Kurbana susayan arkaik, eril tanrıların toprakları buralar, kadının henüz sindirilmemiş bir çocuk sesindeki aydınlığı, ölümlerinin habercisi, biliyorlar; insan kanıyla yaşam bulan vampirlerin toprakları buralar, hemen kılıçlarını biliyorlar.

Oysa onların bu durumdalığını değiştirmek istiyor Malala,

tutuldukları ağları temzilemek istiyor geleceğin önünden, anneler yetişsin istiyor o toprağın oğullarına.

Ne var ki en zor şey değişim insan oğlu için, bilmedikleri bir iyiyi bildikleri en kötüde boğmaya razılar.

 

**

 

Yaklaşık iki ay önce dünyaya seslendiği BM konuşmasında, “Taliban…”

diyor,

“…beni alnımın sol yanından vurduğunda, kurşun beni susturacak sandı, ama yanıldı, o sessizlikten binlerce ses yükseldi.

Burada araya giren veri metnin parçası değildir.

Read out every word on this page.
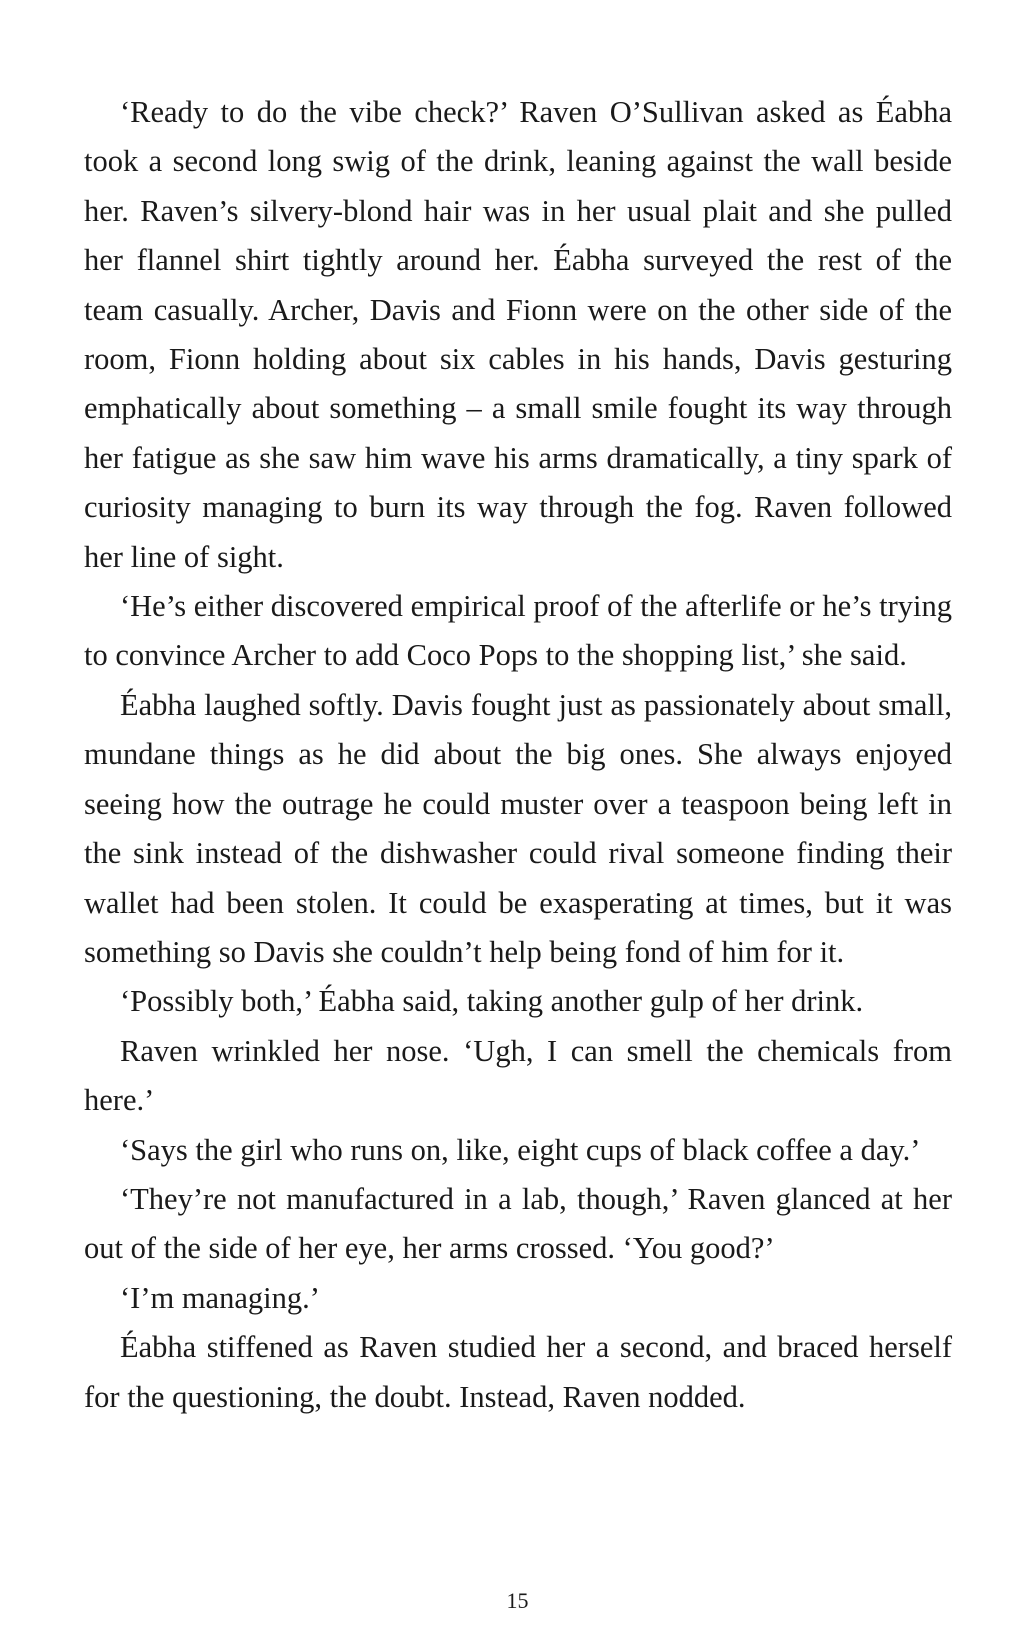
‘Ready to do the vibe check?’ Raven O’Sullivan asked as Éabha took a second long swig of the drink, leaning against the wall beside her. Raven’s silvery-blond hair was in her usual plait and she pulled her flannel shirt tightly around her. Éabha surveyed the rest of the team casually. Archer, Davis and Fionn were on the other side of the room, Fionn holding about six cables in his hands, Davis gesturing emphatically about something – a small smile fought its way through her fatigue as she saw him wave his arms dramatically, a tiny spark of curiosity managing to burn its way through the fog. Raven followed her line of sight.

‘He’s either discovered empirical proof of the afterlife or he’s trying to convince Archer to add Coco Pops to the shopping list,’ she said.

Éabha laughed softly. Davis fought just as passionately about small, mundane things as he did about the big ones. She always enjoyed seeing how the outrage he could muster over a teaspoon being left in the sink instead of the dishwasher could rival someone finding their wallet had been stolen. It could be exasperating at times, but it was something so Davis she couldn’t help being fond of him for it.

‘Possibly both,’ Éabha said, taking another gulp of her drink.

Raven wrinkled her nose. ‘Ugh, I can smell the chemicals from here.’

‘Says the girl who runs on, like, eight cups of black coffee a day.’

‘They’re not manufactured in a lab, though,’ Raven glanced at her out of the side of her eye, her arms crossed. ‘You good?’

‘I’m managing.’

Éabha stiffened as Raven studied her a second, and braced herself for the questioning, the doubt. Instead, Raven nodded.

15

Teröristler amamcımı ve tutkumu durduracaklarını sandılar, ama benim hayatımda değişen sadece şu oldu: zaafiyet, korku ve ümitsizlik öldü, sağlamlık, kuvvet ve cesaret doğdu.”

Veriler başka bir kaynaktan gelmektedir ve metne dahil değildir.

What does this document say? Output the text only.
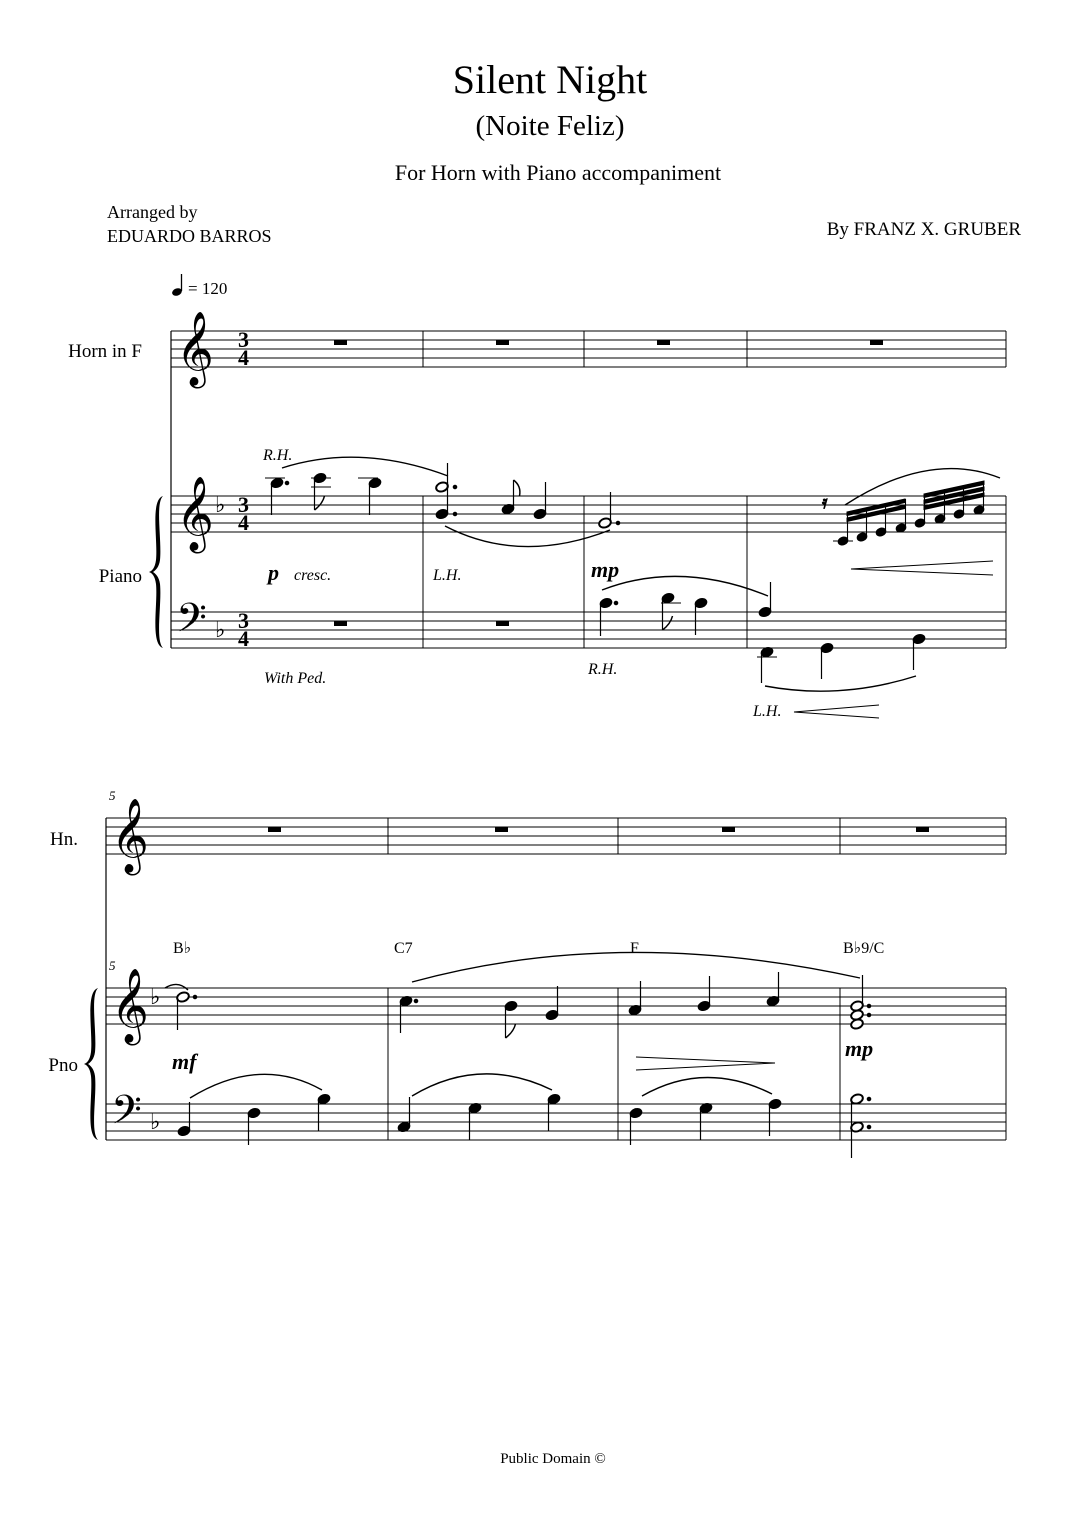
Silent Night
(Noite Feliz)
For Horn with Piano accompaniment
Arranged by
EDUARDO BARROS	By FRANZ X. GRUBER
Public Domain ©
= 120
𝄞
𝄞
𝄢
♭
♭
3
4
3
4
3
4
𝄿
R.H.
cresc.	L.H.
With Ped.
R.H.
L.H.
p	mp
Horn in F
Piano
5
5
𝄞
𝄞
𝄢
♭
♭
B♭	C7	F	B♭9/C
mf
mp
Hn.
Pno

Alnımın sol yanı derken bilmiyor belki Malala, ama solun üzerine sesinin tüm gücüyle vuruyor; sol yanı bedeninin dişil yanı ve  kimbilir bu kadına kaçıncı saldırı. Tüm bunları söylerken üzerinde Benazir Butto’nun şalı.

 

**

 

Ön saflar vuruldukça yılan erleri yüreklendirmek için;

Anayurdu savunurken dökülmüş yarin kanının damlasıyla

Öyle güzel bir nokta koyacağım ki alnımın ortasına;

Bahçedeki gül utanacak.

 

diyerek eline bayrağı aldığı gibi sipere yürürken, bir İngiliz kurşunuyla göçmüş yaşamdan Malala Ana.

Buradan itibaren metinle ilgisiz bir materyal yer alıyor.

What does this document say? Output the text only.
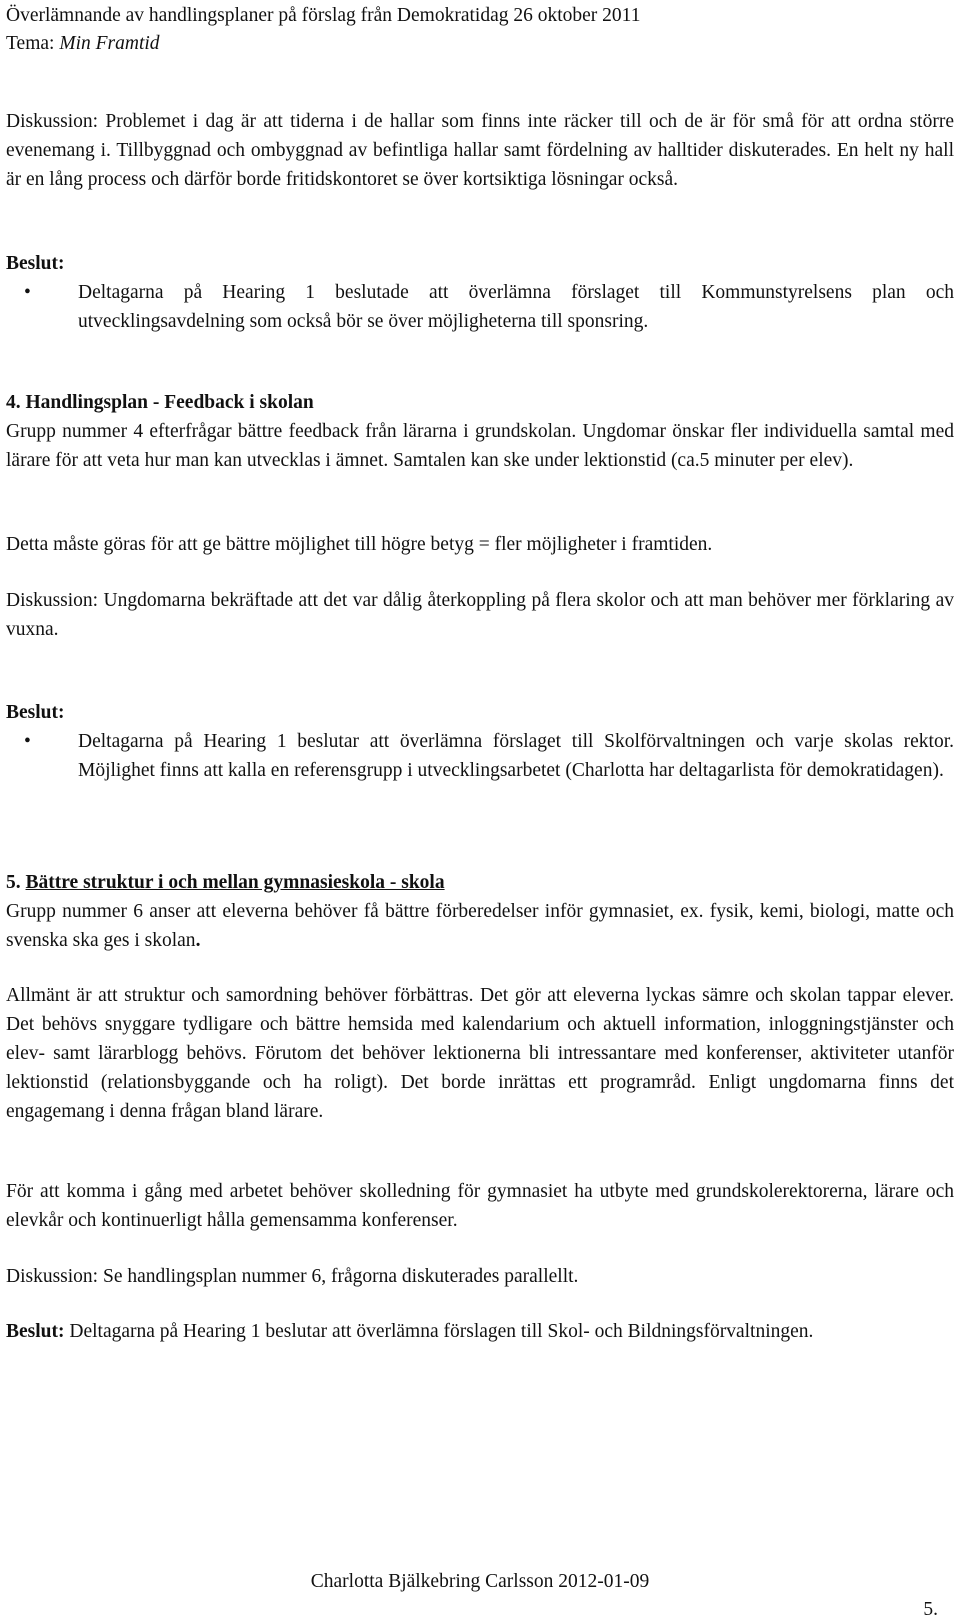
Överlämnande av handlingsplaner på förslag från Demokratidag 26 oktober 2011
Tema: Min Framtid
Diskussion: Problemet i dag är att tiderna i de hallar som finns inte räcker till och de är för små för att ordna större evenemang i. Tillbyggnad och ombyggnad av befintliga hallar samt fördelning av halltider diskuterades. En helt ny hall är en lång process och därför borde fritidskontoret se över kortsiktiga lösningar också.
Beslut:
•	Deltagarna på Hearing 1 beslutade att överlämna förslaget till Kommunstyrelsens plan och utvecklingsavdelning som också bör se över möjligheterna till sponsring.
4. Handlingsplan - Feedback i skolan
Grupp nummer 4 efterfrågar bättre feedback från lärarna i grundskolan. Ungdomar önskar fler individuella samtal med lärare för att veta hur man kan utvecklas i ämnet. Samtalen kan ske under lektionstid (ca.5 minuter per elev).
Detta måste göras för att ge bättre möjlighet till högre betyg = fler möjligheter i framtiden.
Diskussion: Ungdomarna bekräftade att det var dålig återkoppling på flera skolor och att man behöver mer förklaring av vuxna.
Beslut:
•	Deltagarna på Hearing 1 beslutar att överlämna förslaget till Skolförvaltningen och varje skolas rektor. Möjlighet finns att kalla en referensgrupp i utvecklingsarbetet (Charlotta har deltagarlista för demokratidagen).
5. Bättre struktur i och mellan gymnasieskola - skola
Grupp nummer 6 anser att eleverna behöver få bättre förberedelser inför gymnasiet, ex. fysik, kemi, biologi, matte och svenska ska ges i skolan.
Allmänt är att struktur och samordning behöver förbättras. Det gör att eleverna lyckas sämre och skolan tappar elever. Det behövs snyggare tydligare och bättre hemsida med kalendarium och aktuell information, inloggningstjänster och elev- samt lärarblogg behövs. Förutom det behöver lektionerna bli intressantare med konferenser, aktiviteter utanför lektionstid (relationsbyggande och ha roligt). Det borde inrättas ett programråd. Enligt ungdomarna finns det engagemang i denna frågan bland lärare.
För att komma i gång med arbetet behöver skolledning för gymnasiet ha utbyte med grundskolerektorerna, lärare och elevkår och kontinuerligt hålla gemensamma konferenser.
Diskussion: Se handlingsplan nummer 6, frågorna diskuterades parallellt.
Beslut: Deltagarna på Hearing 1 beslutar att överlämna förslagen till Skol- och Bildningsförvaltningen.
Charlotta Bjälkebring Carlsson 2012-01-09
5.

Devran dönüp de Taliban’ın kurşunu Malala’yı hedef aldığında tekrar etmedi hayat döngüsünü, tamir şansı verircesine eski düşmana, bu kez yaşadı Malala.

Emirlikler mi, Almanya mı derken, İngiltere kucak açtı ona.

 

**

Malala karşısında hepimizin eşit olduğu Allah’a teşekkür ettiği konuşmasına lütufkar ve bağışlayıcı olan Allah’ın adıyla başlıyor; o da öyle kapsayıcı ve bağışlayıcı konuşuyor;

“…o Taliban’lıdan nefret etmiyorum, şu an o silah benim elimde olsa ve o karşımda dursa bile onu vurmazdım; bu benim merhametin Peygamberi Muhammed’den, İsa’dan ve Buda’dan öğrendiğim şey, bu Martin Luther King, Nelson Mandela, Muhammed Ali Cinnah’ın değişim mirası, bu Gandi’den, ve Maria Teresa’dan öğrendiğim şiddetsizlik felsefesi, bu ailemden öğrendiğim bağışlayıcılık ve bu benim ruhumun bana söylediği şey; barışçıl ol ve herkesi sev.

Karanlığı gördüğümüzde, aydınlığın önemini, susturulduğumuzda sesimizin değerini anlarız; aynı şekilde, Svat Vadisi’nde yaşarken silahları gördüğümüzde, kalemlerin ve kitapların önemini anladık.

‘Kalem silahtan güçlüdür’ deyişi doğruydu. Radikaller kalemlerin ve kitapların gücünden korkuyorlardı ve korkuyorlar. Eğitimin gücü onları korkutuyor. Onlar kadınlardan korkuyorlar, kadın sesinin gücü onları korkutuyor.”

 

**

 

Çocuk aktivist diyorlar Malala’ya, oysa konuşurken dünya kadınının çocuk yaştaki anası o adeta.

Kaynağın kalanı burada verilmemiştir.